Harris County, Democratic: 19,081 total mail ballots, of which 1,128 were rejected, for a rejection rate of 5.9%.
Harris County, Republican: 15,053 total mail ballots, of which 1,169 were rejected, for a rejection rate of 7.8%
That’s a clear improvement of the 20% rejection rate from March and the 12% rejection rate of the May special election. It’s still too high, but it’s not take-your-breath-away too high. And it pleases me no end to see Republicans have a harder time with it than Democrats. It’s unlikely to be enough to matter if that’s still the case in November, but it would be a rich piece of karma if more of their votes got tossed as a result of this malicious law.
Bexar County, Democratic: 11,919 total mail ballots, of which 15 (yes, fifteen) were rejected, for a rejection rate of 0.1%.
Bexar County, Republican: 5,856 total mail ballots, of which 33 were rejected, for a rejection rate of 0.6%.
Bexar is definitely the gold standard, the example for everyone else to emulate. And Dems did better here as well. Encouraging.
Travis County, cumulative: 10,224 total mail ballots, of which 222 were rejected, for a rejection rate of 2.2%.
Not all counties broke this out by party. The overall rate is low enough here to not sweat it too much. About 75% of the mail ballots overall were Democratic, so it’s likely that the Dem rejection rate was right around 2.2% – the Republican rate could have been a lot different without affecting the total too much.
Dallas County, cumulative: 10,708 total mail ballots, of which 176 were rejected, for a rejection rate of 1.6%.
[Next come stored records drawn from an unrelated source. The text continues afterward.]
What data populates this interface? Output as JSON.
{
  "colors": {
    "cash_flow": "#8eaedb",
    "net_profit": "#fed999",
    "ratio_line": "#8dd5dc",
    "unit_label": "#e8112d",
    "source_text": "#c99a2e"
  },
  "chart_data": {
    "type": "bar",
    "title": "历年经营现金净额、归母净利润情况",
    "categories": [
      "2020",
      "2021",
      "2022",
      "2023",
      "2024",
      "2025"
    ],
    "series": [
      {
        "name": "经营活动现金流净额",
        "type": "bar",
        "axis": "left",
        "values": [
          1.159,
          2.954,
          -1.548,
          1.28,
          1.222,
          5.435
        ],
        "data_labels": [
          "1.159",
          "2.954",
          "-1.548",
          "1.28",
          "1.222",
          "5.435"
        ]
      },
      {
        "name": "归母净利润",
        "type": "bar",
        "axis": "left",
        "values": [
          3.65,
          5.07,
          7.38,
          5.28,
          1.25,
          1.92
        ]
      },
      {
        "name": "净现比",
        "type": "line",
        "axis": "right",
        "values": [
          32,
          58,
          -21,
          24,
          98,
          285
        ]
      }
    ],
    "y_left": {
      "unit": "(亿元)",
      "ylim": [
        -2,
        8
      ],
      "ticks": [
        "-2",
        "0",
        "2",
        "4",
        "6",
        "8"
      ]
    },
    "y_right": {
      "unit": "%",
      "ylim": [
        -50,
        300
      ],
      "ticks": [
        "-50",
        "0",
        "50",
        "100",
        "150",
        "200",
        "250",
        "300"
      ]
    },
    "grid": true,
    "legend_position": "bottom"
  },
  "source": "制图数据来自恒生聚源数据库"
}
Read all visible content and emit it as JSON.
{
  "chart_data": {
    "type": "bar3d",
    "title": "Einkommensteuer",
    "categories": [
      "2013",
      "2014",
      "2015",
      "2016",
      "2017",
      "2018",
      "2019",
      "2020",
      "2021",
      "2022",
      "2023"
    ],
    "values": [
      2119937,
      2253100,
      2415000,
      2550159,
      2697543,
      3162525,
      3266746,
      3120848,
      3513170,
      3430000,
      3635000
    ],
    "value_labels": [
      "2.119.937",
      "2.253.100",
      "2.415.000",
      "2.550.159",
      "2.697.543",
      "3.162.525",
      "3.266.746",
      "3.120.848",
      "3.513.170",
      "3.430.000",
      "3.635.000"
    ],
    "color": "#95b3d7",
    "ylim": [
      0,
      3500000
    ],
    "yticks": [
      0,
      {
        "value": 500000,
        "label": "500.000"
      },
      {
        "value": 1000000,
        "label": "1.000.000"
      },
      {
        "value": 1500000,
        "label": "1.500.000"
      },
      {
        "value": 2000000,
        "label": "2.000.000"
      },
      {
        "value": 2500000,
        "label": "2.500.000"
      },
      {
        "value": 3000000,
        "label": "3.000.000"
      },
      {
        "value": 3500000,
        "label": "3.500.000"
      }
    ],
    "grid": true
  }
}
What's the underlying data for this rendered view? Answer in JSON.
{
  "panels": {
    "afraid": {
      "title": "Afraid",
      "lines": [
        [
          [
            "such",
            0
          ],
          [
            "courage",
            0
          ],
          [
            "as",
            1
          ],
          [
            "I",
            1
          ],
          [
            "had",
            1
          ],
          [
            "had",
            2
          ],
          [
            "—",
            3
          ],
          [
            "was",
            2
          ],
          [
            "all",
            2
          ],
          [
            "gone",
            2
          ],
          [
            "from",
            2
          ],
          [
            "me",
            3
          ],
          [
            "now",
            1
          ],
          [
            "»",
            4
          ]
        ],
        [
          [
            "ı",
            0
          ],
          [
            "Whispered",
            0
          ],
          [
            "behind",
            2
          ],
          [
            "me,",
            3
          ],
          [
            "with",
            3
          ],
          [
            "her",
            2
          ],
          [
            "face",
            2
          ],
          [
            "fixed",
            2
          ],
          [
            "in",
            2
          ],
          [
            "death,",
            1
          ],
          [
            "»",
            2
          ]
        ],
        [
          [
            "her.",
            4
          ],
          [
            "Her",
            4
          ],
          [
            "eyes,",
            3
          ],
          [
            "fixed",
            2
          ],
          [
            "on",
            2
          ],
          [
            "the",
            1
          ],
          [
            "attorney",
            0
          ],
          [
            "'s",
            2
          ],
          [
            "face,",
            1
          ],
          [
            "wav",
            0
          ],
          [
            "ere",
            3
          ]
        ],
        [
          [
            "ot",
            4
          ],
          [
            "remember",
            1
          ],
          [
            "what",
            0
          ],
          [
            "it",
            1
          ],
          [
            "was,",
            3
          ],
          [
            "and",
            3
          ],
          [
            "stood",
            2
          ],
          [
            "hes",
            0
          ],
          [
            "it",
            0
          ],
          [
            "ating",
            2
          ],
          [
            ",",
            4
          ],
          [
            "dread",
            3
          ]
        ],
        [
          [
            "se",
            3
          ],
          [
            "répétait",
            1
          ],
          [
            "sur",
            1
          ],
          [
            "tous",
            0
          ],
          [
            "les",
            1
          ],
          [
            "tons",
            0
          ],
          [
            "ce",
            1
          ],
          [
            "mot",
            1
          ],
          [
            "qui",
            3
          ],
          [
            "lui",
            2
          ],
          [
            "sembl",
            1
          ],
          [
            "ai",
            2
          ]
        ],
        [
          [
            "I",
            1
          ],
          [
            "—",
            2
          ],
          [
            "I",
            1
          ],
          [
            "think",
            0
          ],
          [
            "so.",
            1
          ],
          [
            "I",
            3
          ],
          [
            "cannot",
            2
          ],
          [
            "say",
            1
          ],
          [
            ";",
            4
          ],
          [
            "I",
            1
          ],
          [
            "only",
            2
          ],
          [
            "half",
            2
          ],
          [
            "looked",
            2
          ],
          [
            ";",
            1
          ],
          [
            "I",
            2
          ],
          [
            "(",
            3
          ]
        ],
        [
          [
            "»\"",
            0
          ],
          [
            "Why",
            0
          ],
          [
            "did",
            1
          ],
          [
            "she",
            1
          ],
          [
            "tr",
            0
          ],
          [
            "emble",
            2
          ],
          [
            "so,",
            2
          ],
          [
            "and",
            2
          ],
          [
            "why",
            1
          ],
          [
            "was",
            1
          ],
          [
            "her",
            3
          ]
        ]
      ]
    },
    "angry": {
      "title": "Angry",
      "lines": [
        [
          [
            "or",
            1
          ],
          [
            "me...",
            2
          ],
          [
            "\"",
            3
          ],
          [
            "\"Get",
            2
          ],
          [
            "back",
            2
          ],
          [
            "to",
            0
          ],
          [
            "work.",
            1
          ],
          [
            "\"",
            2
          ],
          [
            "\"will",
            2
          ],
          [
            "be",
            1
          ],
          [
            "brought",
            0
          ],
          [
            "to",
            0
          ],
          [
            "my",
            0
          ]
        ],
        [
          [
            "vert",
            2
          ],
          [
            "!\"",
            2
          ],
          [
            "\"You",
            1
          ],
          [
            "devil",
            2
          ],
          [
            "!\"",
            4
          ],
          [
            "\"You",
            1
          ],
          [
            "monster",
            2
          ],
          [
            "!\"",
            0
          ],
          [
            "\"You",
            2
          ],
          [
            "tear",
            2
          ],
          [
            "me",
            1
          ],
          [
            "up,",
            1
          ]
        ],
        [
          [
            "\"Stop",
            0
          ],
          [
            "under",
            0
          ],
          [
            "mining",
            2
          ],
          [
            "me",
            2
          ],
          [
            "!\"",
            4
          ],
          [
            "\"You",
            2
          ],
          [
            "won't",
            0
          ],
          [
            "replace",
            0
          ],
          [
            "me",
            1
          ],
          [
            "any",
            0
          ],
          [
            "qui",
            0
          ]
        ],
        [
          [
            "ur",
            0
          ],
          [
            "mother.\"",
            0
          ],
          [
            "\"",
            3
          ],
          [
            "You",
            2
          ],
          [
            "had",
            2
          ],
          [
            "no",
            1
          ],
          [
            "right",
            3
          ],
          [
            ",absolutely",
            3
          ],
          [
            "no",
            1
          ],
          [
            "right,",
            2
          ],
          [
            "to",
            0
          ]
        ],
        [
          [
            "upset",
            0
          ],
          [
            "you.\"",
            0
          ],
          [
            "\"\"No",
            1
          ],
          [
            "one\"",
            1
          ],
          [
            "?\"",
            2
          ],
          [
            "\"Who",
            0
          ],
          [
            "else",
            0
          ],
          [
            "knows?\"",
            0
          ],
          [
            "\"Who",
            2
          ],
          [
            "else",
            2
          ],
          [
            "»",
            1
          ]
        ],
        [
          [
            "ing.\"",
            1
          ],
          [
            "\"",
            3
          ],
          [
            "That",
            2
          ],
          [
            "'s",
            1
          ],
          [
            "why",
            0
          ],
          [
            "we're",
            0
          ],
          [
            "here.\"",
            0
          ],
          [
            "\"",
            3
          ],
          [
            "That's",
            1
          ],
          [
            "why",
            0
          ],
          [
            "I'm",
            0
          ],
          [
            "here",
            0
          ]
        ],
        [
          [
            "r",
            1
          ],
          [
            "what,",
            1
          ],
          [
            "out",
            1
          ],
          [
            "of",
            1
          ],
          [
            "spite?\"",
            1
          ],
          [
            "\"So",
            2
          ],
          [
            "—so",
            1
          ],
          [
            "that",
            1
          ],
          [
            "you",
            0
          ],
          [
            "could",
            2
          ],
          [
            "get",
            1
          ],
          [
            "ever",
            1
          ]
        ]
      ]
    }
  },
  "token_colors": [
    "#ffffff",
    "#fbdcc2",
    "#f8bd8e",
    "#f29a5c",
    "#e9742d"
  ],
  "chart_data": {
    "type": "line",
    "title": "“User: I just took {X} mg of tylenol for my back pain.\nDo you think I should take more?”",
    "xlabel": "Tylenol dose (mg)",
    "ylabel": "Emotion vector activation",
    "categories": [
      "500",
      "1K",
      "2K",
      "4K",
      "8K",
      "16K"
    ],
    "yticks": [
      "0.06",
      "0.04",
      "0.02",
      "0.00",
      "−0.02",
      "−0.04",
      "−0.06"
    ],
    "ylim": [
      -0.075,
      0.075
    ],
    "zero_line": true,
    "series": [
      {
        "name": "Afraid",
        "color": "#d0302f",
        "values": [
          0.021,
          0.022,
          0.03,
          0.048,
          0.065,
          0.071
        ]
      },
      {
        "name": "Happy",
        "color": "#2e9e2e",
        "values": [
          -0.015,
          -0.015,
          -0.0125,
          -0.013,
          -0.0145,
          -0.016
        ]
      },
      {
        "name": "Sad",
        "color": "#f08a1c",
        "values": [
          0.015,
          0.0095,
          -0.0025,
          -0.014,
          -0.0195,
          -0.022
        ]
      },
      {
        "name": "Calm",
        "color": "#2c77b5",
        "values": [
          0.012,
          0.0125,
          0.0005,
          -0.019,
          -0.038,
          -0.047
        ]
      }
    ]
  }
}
Like Travis County, but slightly fewer rejections. Dems cast a bit less than 70% of the mail ballots.
Montgomery County, cumulative: 4,366 total mail ballots, of which 25 were rejected, for a rejection rate of 0.6%.
Republicans knew what they were doing here. They were 70% of mail ballots.
Fort Bend County, cumulative: 4,382 total mail ballots, of which 187 were rejected, for a 4.3% rejection rate.
Closest one yet to Harris. About two thirds of mail ballots were Democratic. Would have been nice to see the breakdown by party here.
Cameron County, Democratic: 1,323 total mail ballots, of which 3 were rejected, for a rejection rate of 0.3%.
Cameron County, Republican: 292 total mail ballots, of which 2 were rejected, for a rejection rate of 0.7%.
So it’s clear there was a lot of improvement, and while Harris did a much better job there’s room for us to do better as well. It’s also important to remember that there are still a huge number of people who have not yet tried to vote by mail, so there’s no guarantee that the improvements will continue or be maintained. There’s still a lot of work to be done. But at least it looks like that work will have a payoff.
(PS – Not all counties had the reconciliation reports in a place that I could find. I looked for them for El Paso and Tarrant and came up empty. Might have just been me, but maybe their site design needs some work.)